Moins de trois mois après son investiture en tant que 47e président des États-Unis, Donald Trump imprime déjà sa marque sur la scène internationale. Entre mesures économiques audacieuses, repositionnements diplomatiques et déclarations fracassantes, son retour à la Maison-Blanche dessine les prémices d’un bouleversement des équilibres mondiaux. Retour sur les principaux changements observés à ce jour.
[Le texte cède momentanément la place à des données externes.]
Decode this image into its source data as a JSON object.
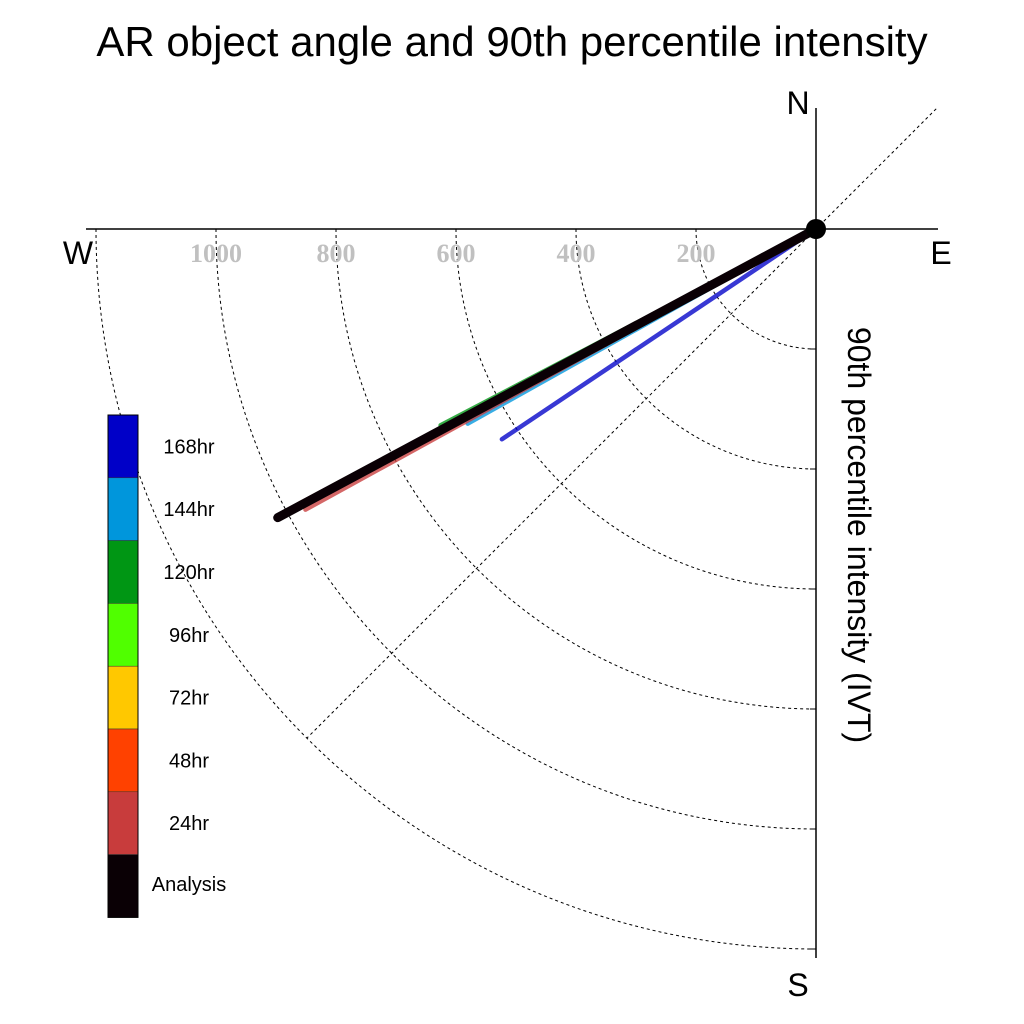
{
  "chart_data": {
    "type": "polar-line",
    "title": "AR object angle and 90th percentile intensity",
    "ylabel": "90th percentile intensity (IVT)",
    "compass": {
      "north": "N",
      "south": "S",
      "east": "E",
      "west": "W"
    },
    "radial_range": [
      0,
      1200
    ],
    "radial_ticks": [
      {
        "value": 200,
        "label": "200"
      },
      {
        "value": 400,
        "label": "400"
      },
      {
        "value": 600,
        "label": "600"
      },
      {
        "value": 800,
        "label": "800"
      },
      {
        "value": 1000,
        "label": "1000"
      }
    ],
    "grid": "dashed",
    "legend_position": "left",
    "series": [
      {
        "name": "168hr",
        "color": "#0000c8",
        "angle_deg": 213.8,
        "intensity": 630,
        "visible": true
      },
      {
        "name": "144hr",
        "color": "#0096dc",
        "angle_deg": 209.2,
        "intensity": 665,
        "visible": true
      },
      {
        "name": "120hr",
        "color": "#009614",
        "angle_deg": 207.6,
        "intensity": 706,
        "visible": true
      },
      {
        "name": "96hr",
        "color": "#50ff00",
        "visible": false
      },
      {
        "name": "72hr",
        "color": "#ffc800",
        "visible": false
      },
      {
        "name": "48hr",
        "color": "#ff4100",
        "angle_deg": 208.0,
        "intensity": 976,
        "visible": true
      },
      {
        "name": "24hr",
        "color": "#c83c3c",
        "angle_deg": 208.8,
        "intensity": 971,
        "visible": true
      },
      {
        "name": "Analysis",
        "color": "#0a0005",
        "angle_deg": 208.2,
        "intensity": 1018,
        "visible": true
      }
    ]
  }
}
Une politique commerciale offensive

Dès son entrée en fonction le 20 janvier, Trump a concrétisé une promesse centrale de sa campagne : un retour au protectionnisme. Une taxe de 10 % sur la majorité des importations, assortie de tarifs plus élevés pour certains partenaires, a été imposée par décret. Cette mesure, visant à relocaliser les emplois industriels américains, a suscité des réactions contrastées. Si l’Union européenne et le Canada envisagent des contre-mesures, la Chine adopte pour l’instant une posture d’attente, laissant planer la menace d’une escalade commerciale mondiale.

Climat et énergie : un virage assumé

Fidèle à sa ligne de 2017-2021, l’administration Trump a officialisé le retrait des États-Unis de l’accord de Paris sur le climat, une décision symbolique mais lourde de conséquences. Parallèlement, une politique énergétique axée sur l’exploitation accrue des hydrocarbures – résumée par le slogan « forer à tout-va » – repositionne les États-Unis comme un contre-modèle face aux efforts mondiaux de décarbonation. Ce choix pourrait accentuer les divergences avec des partenaires comme l’Europe, qui ambitionne un leadership climatique.
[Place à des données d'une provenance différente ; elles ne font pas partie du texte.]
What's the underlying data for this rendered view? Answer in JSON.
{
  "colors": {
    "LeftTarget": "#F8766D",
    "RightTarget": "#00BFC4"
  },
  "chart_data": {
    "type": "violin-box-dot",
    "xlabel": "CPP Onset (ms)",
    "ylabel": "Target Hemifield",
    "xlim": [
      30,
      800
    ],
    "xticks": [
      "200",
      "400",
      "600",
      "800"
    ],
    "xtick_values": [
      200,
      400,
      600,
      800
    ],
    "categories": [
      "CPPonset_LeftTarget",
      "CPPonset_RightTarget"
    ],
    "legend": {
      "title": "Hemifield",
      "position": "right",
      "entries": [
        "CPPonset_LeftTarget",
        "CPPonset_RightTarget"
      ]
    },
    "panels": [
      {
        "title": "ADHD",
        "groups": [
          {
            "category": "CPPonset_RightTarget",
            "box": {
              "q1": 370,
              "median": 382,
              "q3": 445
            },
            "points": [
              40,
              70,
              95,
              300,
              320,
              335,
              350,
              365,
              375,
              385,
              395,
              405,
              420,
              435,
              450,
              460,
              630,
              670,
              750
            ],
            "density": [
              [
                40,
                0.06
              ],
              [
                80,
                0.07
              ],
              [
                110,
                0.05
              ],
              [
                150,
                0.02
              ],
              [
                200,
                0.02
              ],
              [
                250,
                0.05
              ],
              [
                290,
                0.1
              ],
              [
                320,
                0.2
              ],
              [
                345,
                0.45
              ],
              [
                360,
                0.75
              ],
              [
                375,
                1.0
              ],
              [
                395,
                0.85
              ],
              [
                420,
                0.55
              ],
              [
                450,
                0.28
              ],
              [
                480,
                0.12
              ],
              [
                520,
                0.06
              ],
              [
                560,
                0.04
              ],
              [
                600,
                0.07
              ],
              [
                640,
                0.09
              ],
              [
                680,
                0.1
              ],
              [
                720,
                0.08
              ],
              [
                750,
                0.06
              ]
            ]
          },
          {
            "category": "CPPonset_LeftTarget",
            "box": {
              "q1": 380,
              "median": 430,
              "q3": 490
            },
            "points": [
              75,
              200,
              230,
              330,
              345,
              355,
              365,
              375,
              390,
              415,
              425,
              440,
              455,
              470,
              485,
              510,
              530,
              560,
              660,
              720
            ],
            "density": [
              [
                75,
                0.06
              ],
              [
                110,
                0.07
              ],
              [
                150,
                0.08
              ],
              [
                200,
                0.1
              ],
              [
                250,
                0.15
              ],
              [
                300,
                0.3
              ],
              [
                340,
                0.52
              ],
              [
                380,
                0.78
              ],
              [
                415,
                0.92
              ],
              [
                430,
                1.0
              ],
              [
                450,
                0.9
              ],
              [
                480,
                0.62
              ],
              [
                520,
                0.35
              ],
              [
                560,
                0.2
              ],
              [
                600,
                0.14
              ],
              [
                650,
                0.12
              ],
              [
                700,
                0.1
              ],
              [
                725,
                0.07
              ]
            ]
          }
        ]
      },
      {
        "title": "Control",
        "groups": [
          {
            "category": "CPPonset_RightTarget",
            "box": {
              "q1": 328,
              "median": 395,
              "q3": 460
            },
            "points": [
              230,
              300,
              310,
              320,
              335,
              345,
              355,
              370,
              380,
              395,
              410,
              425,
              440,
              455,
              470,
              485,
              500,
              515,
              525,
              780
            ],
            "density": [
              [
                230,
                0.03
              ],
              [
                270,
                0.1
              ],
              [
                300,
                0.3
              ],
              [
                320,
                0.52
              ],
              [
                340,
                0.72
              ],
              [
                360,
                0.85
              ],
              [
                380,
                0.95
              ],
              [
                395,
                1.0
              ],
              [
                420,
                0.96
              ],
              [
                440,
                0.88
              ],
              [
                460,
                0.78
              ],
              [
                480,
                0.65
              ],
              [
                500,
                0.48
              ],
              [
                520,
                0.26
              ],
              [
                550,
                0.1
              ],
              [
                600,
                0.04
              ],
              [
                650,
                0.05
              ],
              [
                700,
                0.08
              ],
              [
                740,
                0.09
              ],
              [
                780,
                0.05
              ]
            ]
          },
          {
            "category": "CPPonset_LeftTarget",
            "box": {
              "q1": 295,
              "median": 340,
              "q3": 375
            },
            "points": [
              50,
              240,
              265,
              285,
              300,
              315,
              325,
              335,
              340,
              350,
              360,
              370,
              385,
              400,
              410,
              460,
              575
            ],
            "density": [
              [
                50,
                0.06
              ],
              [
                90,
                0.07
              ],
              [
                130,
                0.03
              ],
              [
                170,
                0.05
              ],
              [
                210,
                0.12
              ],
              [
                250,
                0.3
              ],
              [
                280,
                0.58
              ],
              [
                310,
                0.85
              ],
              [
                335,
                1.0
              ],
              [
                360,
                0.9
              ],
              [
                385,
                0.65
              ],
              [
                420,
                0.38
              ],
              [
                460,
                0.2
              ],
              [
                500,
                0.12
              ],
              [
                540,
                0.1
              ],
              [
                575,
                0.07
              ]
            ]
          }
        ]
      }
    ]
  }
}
Moyen-Orient : une trêve fragile

Sur le plan diplomatique, Trump a marqué des points avec une trêve entre Israël et le Hamas, négociée sous médiation américaine et conclue peu avant son investiture. Lors de son discours inaugural, il a célébré la libération d’otages comme une victoire personnelle, se posant en « faiseur de paix ». Pourtant, la pérennité de cet accord reste incertaine dans une région volatile.

Ukraine : vers un règlement imposé ?

Concernant le conflit russo-ukrainien, Trump a suggéré une résolution rapide, potentiellement au prix de concessions territoriales de Kiev. Critiquant Vladimir Poutine pour son refus de négocier, il semble chercher à limiter l’engagement américain, une approche qui pourrait redéfinir les rapports avec Moscou et tester la solidarité de l’OTAN.

Alliances en mutation

La présence de dirigeants comme Giorgia Meloni (Italie) et Javier Milei (Argentine) à l’investiture, contrastant avec l’absence de figures traditionnelles comme les leaders britannique ou allemand, illustre un glissement vers des partenariats fondés sur des visions idéologiques convergentes. Cette inflexion pourrait fragiliser des alliances historiques, notamment si Trump conditionne le soutien militaire américain à des engagements financiers accrus des alliés.
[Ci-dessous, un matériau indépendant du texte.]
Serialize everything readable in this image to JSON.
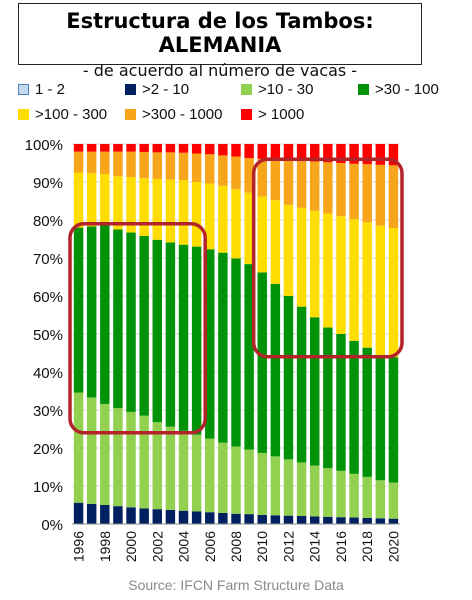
{
  "header": {
    "title": "Estructura de los Tambos: ALEMANIA",
    "subtitle": "- de acuerdo al número de vacas -"
  },
  "source": "Source: IFCN Farm Structure Data",
  "chart_data": {
    "type": "bar",
    "stacked": true,
    "ylim": [
      0,
      100
    ],
    "yticks": [
      "0%",
      "10%",
      "20%",
      "30%",
      "40%",
      "50%",
      "60%",
      "70%",
      "80%",
      "90%",
      "100%"
    ],
    "x_tick_labels": [
      "1996",
      "1998",
      "2000",
      "2002",
      "2004",
      "2006",
      "2008",
      "2010",
      "2012",
      "2014",
      "2016",
      "2018",
      "2020"
    ],
    "categories": [
      "1996",
      "1997",
      "1998",
      "1999",
      "2000",
      "2001",
      "2002",
      "2003",
      "2004",
      "2005",
      "2006",
      "2007",
      "2008",
      "2009",
      "2010",
      "2011",
      "2012",
      "2013",
      "2014",
      "2015",
      "2016",
      "2017",
      "2018",
      "2019",
      "2020"
    ],
    "grid": true,
    "legend_position": "top",
    "series": [
      {
        "name": "1 - 2",
        "color": "#c6d9f1",
        "values": [
          0.1,
          0.1,
          0.1,
          0.1,
          0.1,
          0.1,
          0.1,
          0.1,
          0.1,
          0.1,
          0.1,
          0.1,
          0.1,
          0.1,
          0.1,
          0.1,
          0.1,
          0.1,
          0.1,
          0.1,
          0.1,
          0.1,
          0.1,
          0.1,
          0.1
        ]
      },
      {
        "name": ">2 - 10",
        "color": "#002060",
        "values": [
          5.5,
          5.2,
          4.9,
          4.6,
          4.3,
          4.0,
          3.8,
          3.6,
          3.4,
          3.2,
          3.0,
          2.8,
          2.6,
          2.5,
          2.3,
          2.2,
          2.1,
          2.0,
          1.9,
          1.8,
          1.7,
          1.6,
          1.5,
          1.4,
          1.3
        ]
      },
      {
        "name": ">10 - 30",
        "color": "#92d050",
        "values": [
          29.0,
          28.0,
          26.6,
          25.8,
          25.1,
          24.4,
          22.9,
          21.9,
          21.0,
          20.2,
          19.4,
          18.5,
          17.7,
          17.0,
          16.3,
          15.5,
          14.8,
          14.1,
          13.4,
          12.8,
          12.2,
          11.5,
          10.8,
          10.0,
          9.5
        ]
      },
      {
        "name": ">30 - 100",
        "color": "#00930a",
        "values": [
          43.4,
          45.0,
          47.0,
          47.0,
          47.2,
          47.3,
          48.0,
          48.5,
          49.0,
          49.5,
          49.8,
          50.0,
          49.5,
          48.8,
          47.5,
          45.4,
          43.0,
          41.0,
          39.0,
          37.0,
          36.0,
          35.0,
          34.0,
          33.0,
          33.0
        ]
      },
      {
        "name": ">100 - 300",
        "color": "#ffdd00",
        "values": [
          14.5,
          14.0,
          13.5,
          14.0,
          14.6,
          15.2,
          16.0,
          16.5,
          17.0,
          17.0,
          17.3,
          17.6,
          18.2,
          18.8,
          20.0,
          22.0,
          24.0,
          26.0,
          28.0,
          30.0,
          31.0,
          32.0,
          33.0,
          34.0,
          34.0
        ]
      },
      {
        "name": ">300 - 1000",
        "color": "#f7a61c",
        "values": [
          5.5,
          5.7,
          5.9,
          6.5,
          6.7,
          6.9,
          7.0,
          7.2,
          7.2,
          7.5,
          7.7,
          8.0,
          8.6,
          9.1,
          9.9,
          10.8,
          11.6,
          12.3,
          13.0,
          13.5,
          14.0,
          14.6,
          15.3,
          16.0,
          16.5
        ]
      },
      {
        "name": "> 1000",
        "color": "#ff0000",
        "values": [
          2.0,
          2.0,
          2.0,
          2.0,
          2.0,
          2.1,
          2.2,
          2.2,
          2.3,
          2.5,
          2.7,
          3.0,
          3.3,
          3.7,
          3.9,
          4.0,
          4.4,
          4.5,
          4.6,
          4.8,
          5.0,
          5.2,
          5.3,
          5.5,
          5.6
        ]
      }
    ]
  }
}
Le canal de Panama : une menace dans le viseur chinois

Trump a également surpris en évoquant une possible reprise du contrôle du canal de Panama, accusant le pays de mauvaise gestion et la Chine d’en tirer profit. Ce canal, par lequel transite 5 % du commerce maritime mondial, reste une artère stratégique pour les États-Unis. Si cette déclaration a conduit Panama à saisir l’ONU, elle s’inscrit dans une rivalité plus large avec Pékin. La Chine, qui a investi dans des projets portuaires près du canal et renforcé ses liens avec Panama depuis 2017, est clairement visée. Bien que la menace ait pris de court par son audace, elle prolonge une méfiance exprimée dès le premier mandat de Trump envers l’expansion chinoise dans l’hémisphère occidental. Pékin, prudent, a qualifié ces propos de « provocations inutiles », évitant pour l’heure une escalade directe. Cette sortie illustre une volonté de réaffirmer la domination américaine face à un rival perçu comme une menace croissante, même si une action concrète semble encore hypothétique.

Un monde en suspens

Ces premières initiatives traduisent une ambition claire : placer les intérêts américains au cœur de la stratégie globale. Si elles ouvrent des opportunités pour certains partenaires, elles génèrent aussi une incertitude palpable parmi les acteurs traditionnels du multilatéralisme. Les prochains mois diront si ce retour en force marque un tournant durable ou un simple soubresaut dans un ordre mondial en pleine recomposition.